We all live in fear because we are afraid to die. Our bodies were created to repel death’s lingering touches. Even when death crawls into our beds at night and tries to lure us with a kiss, we still find enough willpower to not kiss back. We still look both sides before crossing the road and our heart still skips a beat when we stand too close to an edge. We spend every minute of every day waging a war against death, but one day, we raise the white flag anyway. When life stops making love to us, starts calling less, and stops calling you ‘darling,’ we turn to his brother - we turn to death. We ask for one night to ease the pain, but you still use your last breath to beg for life to come back into your arms. We are all merely regretful lovers in the face of death.


We believe that death will free us. There is salvation in the decay, that is how we romanticize the tragedy of loss and of bittersweet endings. We all long for it all to end but we do not really know what the end truly is. Is death really the end? Will death really be the one to end it all and take us away from all the pain? Death has began resembling the man of our dreams. We think he will save us. However, there is no guarantee that the grass truly is greener on the other side. Is death truly the end or is it just another beginning?

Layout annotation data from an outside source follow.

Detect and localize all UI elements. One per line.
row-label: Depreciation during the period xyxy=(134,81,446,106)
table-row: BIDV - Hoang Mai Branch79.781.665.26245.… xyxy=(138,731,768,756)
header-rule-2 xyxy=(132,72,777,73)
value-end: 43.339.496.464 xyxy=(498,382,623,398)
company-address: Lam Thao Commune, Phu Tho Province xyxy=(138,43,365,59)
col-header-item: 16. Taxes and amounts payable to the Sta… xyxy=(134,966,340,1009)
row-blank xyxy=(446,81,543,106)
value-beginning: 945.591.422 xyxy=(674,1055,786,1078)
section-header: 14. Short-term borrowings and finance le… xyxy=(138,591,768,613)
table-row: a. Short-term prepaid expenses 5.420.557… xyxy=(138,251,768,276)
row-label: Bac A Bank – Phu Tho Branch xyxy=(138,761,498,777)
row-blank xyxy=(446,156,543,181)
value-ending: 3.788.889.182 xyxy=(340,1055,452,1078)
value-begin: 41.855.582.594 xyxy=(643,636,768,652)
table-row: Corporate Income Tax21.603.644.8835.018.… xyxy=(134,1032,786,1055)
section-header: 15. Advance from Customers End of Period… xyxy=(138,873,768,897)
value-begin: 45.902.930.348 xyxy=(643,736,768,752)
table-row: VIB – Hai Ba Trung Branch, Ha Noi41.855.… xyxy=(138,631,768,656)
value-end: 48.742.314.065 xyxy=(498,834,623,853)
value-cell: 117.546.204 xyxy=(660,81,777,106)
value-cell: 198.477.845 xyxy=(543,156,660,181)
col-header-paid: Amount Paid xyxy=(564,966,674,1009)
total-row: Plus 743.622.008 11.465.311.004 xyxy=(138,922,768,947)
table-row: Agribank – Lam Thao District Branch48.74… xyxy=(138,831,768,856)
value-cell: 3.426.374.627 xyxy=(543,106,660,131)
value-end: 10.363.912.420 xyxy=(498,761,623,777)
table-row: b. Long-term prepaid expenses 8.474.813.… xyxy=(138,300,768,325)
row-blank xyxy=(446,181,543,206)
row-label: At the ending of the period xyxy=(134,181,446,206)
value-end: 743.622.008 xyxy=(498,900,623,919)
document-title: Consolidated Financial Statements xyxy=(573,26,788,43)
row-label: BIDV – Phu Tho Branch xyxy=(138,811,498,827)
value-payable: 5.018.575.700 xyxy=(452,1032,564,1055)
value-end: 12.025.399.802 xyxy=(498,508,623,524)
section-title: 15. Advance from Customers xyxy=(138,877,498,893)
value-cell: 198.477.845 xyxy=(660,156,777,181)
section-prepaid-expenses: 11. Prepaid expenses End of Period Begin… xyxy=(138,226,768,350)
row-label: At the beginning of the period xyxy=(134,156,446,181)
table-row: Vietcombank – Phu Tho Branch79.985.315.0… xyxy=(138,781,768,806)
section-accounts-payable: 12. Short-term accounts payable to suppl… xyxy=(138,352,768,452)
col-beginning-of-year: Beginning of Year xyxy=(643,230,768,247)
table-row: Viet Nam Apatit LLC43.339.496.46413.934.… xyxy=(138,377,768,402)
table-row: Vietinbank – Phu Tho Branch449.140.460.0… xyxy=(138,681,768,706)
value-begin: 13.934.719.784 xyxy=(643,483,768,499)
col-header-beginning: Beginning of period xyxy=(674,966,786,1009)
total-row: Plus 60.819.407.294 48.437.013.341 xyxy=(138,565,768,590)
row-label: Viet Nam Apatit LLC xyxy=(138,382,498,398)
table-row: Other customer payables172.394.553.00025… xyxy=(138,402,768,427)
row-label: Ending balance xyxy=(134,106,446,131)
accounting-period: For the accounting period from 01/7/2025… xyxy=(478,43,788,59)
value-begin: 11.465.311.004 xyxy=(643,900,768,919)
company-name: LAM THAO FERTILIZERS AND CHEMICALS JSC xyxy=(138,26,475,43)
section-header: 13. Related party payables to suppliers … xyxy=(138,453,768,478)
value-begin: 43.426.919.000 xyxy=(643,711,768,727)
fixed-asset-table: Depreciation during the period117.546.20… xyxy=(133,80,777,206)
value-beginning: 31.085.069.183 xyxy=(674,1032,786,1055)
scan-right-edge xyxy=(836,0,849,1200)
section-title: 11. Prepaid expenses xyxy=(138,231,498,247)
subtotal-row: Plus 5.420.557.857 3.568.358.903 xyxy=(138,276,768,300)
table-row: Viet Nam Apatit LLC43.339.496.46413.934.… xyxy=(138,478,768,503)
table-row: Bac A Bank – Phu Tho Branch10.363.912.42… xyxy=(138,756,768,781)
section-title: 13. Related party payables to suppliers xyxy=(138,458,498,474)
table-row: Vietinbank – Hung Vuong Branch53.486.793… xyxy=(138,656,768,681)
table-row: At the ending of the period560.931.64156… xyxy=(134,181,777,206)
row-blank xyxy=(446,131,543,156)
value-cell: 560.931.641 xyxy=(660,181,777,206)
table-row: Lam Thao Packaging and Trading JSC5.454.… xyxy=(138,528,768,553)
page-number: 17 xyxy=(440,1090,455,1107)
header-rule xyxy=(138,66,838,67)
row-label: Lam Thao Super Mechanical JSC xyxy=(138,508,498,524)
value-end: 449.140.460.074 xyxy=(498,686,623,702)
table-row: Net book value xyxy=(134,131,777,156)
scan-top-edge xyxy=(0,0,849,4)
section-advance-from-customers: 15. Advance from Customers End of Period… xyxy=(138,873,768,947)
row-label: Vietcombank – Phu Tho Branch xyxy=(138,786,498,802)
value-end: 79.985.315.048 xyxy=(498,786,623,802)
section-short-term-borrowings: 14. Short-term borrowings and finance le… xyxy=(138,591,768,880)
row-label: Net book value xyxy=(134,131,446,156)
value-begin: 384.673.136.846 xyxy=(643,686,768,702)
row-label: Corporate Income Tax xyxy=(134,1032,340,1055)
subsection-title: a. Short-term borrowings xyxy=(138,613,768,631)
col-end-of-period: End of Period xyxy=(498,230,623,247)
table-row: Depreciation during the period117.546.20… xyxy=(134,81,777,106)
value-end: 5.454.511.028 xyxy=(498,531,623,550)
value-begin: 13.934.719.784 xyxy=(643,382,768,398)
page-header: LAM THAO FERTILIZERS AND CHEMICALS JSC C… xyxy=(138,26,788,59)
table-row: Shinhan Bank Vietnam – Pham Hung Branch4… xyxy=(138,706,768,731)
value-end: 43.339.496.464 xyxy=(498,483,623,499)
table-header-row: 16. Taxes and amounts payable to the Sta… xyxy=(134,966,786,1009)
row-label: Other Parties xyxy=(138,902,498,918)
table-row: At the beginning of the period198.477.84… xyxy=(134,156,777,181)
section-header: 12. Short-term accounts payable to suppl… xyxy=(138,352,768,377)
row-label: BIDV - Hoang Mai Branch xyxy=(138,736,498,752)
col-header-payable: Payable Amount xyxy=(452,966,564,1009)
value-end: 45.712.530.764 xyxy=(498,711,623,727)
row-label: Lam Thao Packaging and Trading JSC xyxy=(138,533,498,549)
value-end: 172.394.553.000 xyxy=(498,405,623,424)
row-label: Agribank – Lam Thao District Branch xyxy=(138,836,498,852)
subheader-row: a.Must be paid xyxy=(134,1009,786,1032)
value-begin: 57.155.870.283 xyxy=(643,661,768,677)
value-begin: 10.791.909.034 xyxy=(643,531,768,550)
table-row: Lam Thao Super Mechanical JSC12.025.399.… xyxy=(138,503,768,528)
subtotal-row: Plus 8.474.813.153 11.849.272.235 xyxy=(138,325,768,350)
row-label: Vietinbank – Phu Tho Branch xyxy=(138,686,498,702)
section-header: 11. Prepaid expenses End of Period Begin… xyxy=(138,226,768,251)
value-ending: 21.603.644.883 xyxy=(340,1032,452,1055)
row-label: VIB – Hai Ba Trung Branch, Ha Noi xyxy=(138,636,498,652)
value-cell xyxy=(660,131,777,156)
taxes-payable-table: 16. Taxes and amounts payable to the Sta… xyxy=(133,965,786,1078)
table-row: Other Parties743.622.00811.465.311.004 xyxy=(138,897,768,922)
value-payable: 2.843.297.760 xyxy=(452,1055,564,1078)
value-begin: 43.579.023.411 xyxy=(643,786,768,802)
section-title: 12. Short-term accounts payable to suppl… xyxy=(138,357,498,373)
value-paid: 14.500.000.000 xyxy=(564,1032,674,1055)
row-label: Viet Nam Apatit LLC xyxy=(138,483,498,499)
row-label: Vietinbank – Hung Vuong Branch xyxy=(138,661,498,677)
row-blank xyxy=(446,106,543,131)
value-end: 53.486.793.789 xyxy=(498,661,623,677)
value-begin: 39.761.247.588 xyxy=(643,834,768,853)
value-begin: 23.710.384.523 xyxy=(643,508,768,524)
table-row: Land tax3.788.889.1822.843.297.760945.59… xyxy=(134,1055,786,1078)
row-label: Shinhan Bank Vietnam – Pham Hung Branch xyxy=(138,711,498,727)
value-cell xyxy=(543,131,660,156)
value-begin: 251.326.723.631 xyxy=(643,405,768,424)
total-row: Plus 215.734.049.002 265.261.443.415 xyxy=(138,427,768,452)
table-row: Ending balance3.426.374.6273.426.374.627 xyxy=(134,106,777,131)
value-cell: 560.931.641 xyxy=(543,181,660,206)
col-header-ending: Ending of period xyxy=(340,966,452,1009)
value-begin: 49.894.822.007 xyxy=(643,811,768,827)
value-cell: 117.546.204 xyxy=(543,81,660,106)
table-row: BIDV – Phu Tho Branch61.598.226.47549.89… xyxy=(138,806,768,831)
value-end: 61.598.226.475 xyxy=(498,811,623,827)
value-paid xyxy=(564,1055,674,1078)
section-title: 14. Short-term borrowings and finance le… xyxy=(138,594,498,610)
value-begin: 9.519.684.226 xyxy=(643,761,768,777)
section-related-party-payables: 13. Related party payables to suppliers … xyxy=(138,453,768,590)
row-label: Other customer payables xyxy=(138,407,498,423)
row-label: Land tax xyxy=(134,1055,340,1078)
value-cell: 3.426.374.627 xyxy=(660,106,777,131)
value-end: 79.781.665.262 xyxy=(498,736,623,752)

If this is the case, what is a girl like me supposed to do? All I have ever yearned for is an escape from the overwhelming sadness of it all - an escape from everyone, an escape from myself, an escape from life itself. It is this question that keeps me planted to the ground rather than buried under it. I know that I lust over death like a man deprived of a woman’s soft touch, but to claim that there is no fear within me is to lie before a grave. But let’s be honest. I do not really want to die. I want to live.